“Haydi arkadaşlar! Bugün çok önemli bir maça çıkıyoruz, hazır mısınız?”
Soyunma odasındaki futbolcular hep bir ağızdan “Hazırız kaptan!” diye bağırırlar. Kısa bir sessizlikten sonra takım kaptanı Neşet, “Biliyorsunuz, Eyüpspor kurulduktan sonra bizi federeye almamışlardı. Sebebi de Nişantaşı kulübünün zengin başkanının ‘Mahalle takımlarını alıp futbolun kalitesini düşürmeyelim’ demesiydi ancak Hafız Kemal Bey’in de yardımıyla federeye kabul edildik.

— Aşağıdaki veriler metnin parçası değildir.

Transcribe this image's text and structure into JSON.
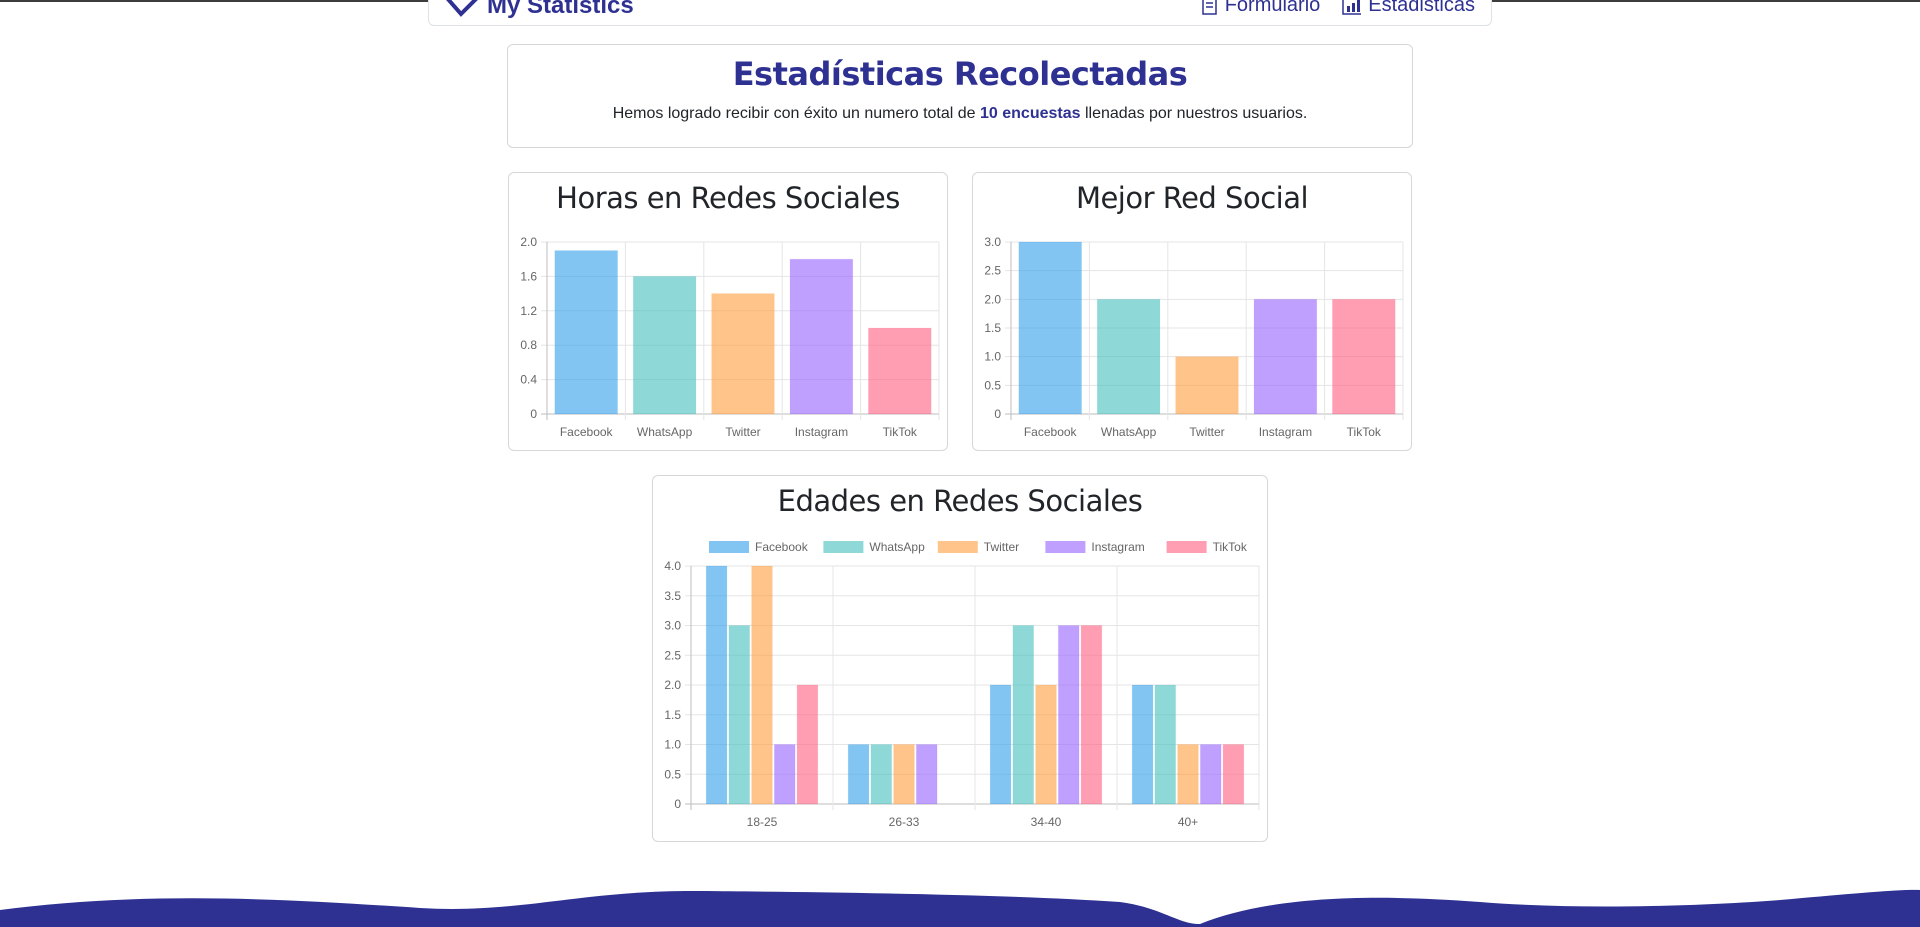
{
  "nav": {
    "brand": "My Statistics",
    "links": [
      {
        "label": "Formulario",
        "icon": "form-icon"
      },
      {
        "label": "Estadisticas",
        "icon": "chart-icon"
      }
    ]
  },
  "summary": {
    "title": "Estadísticas Recolectadas",
    "text_before": "Hemos logrado recibir con éxito un numero total de ",
    "highlight": "10 encuestas",
    "text_after": " llenadas por nuestros usuarios."
  },
  "colors": {
    "brand": "#2e3192",
    "series": {
      "Facebook": "#36a2eb",
      "WhatsApp": "#4bc0c0",
      "Twitter": "#ff9f40",
      "Instagram": "#9966ff",
      "TikTok": "#ff6384"
    }
  },
  "chart_data": [
    {
      "id": "horas",
      "type": "bar",
      "title": "Horas en Redes Sociales",
      "categories": [
        "Facebook",
        "WhatsApp",
        "Twitter",
        "Instagram",
        "TikTok"
      ],
      "values": [
        1.9,
        1.6,
        1.4,
        1.8,
        1.0
      ],
      "ylim": [
        0,
        2.0
      ],
      "yticks": [
        "0",
        "0.4",
        "0.8",
        "1.2",
        "1.6",
        "2.0"
      ],
      "grid": true,
      "legend": false
    },
    {
      "id": "mejor",
      "type": "bar",
      "title": "Mejor Red Social",
      "categories": [
        "Facebook",
        "WhatsApp",
        "Twitter",
        "Instagram",
        "TikTok"
      ],
      "values": [
        3,
        2,
        1,
        2,
        2
      ],
      "ylim": [
        0,
        3.0
      ],
      "yticks": [
        "0",
        "0.5",
        "1.0",
        "1.5",
        "2.0",
        "2.5",
        "3.0"
      ],
      "grid": true,
      "legend": false
    },
    {
      "id": "edades",
      "type": "bar",
      "title": "Edades en Redes Sociales",
      "categories": [
        "18-25",
        "26-33",
        "34-40",
        "40+"
      ],
      "series": [
        {
          "name": "Facebook",
          "values": [
            4,
            1,
            2,
            2
          ]
        },
        {
          "name": "WhatsApp",
          "values": [
            3,
            1,
            3,
            2
          ]
        },
        {
          "name": "Twitter",
          "values": [
            4,
            1,
            2,
            1
          ]
        },
        {
          "name": "Instagram",
          "values": [
            1,
            1,
            3,
            1
          ]
        },
        {
          "name": "TikTok",
          "values": [
            2,
            0,
            3,
            1
          ]
        }
      ],
      "ylim": [
        0,
        4.0
      ],
      "yticks": [
        "0",
        "0.5",
        "1.0",
        "1.5",
        "2.0",
        "2.5",
        "3.0",
        "3.5",
        "4.0"
      ],
      "grid": true,
      "legend": "top"
    }
  ]
}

Nihayet kuralar çekildi ve bize bugün oynayacağımız Nişantaşı düştü. Haydi göreyim sizi. Nişantaşı’nın zengin başkanına gereken cevabı sahada verelim arkadaşlar!” Hiçbir futbolcu yerinde duramıyor, devamlı birbirleriyle top alışverişi ve havalara zıplayıp topa kafa atma hareketleri yapıyorlardı. Hep birlikte başta Kaptan Neşet olmak üzere top sahasına doğru koşmaya başlarlar. Doksan dakikanın sonunda, Eyüpspor Nişantaşı’nı 12-0 mağlup eder ve bu mağlubiyetten sonra Nişantaşı ligden çekilir…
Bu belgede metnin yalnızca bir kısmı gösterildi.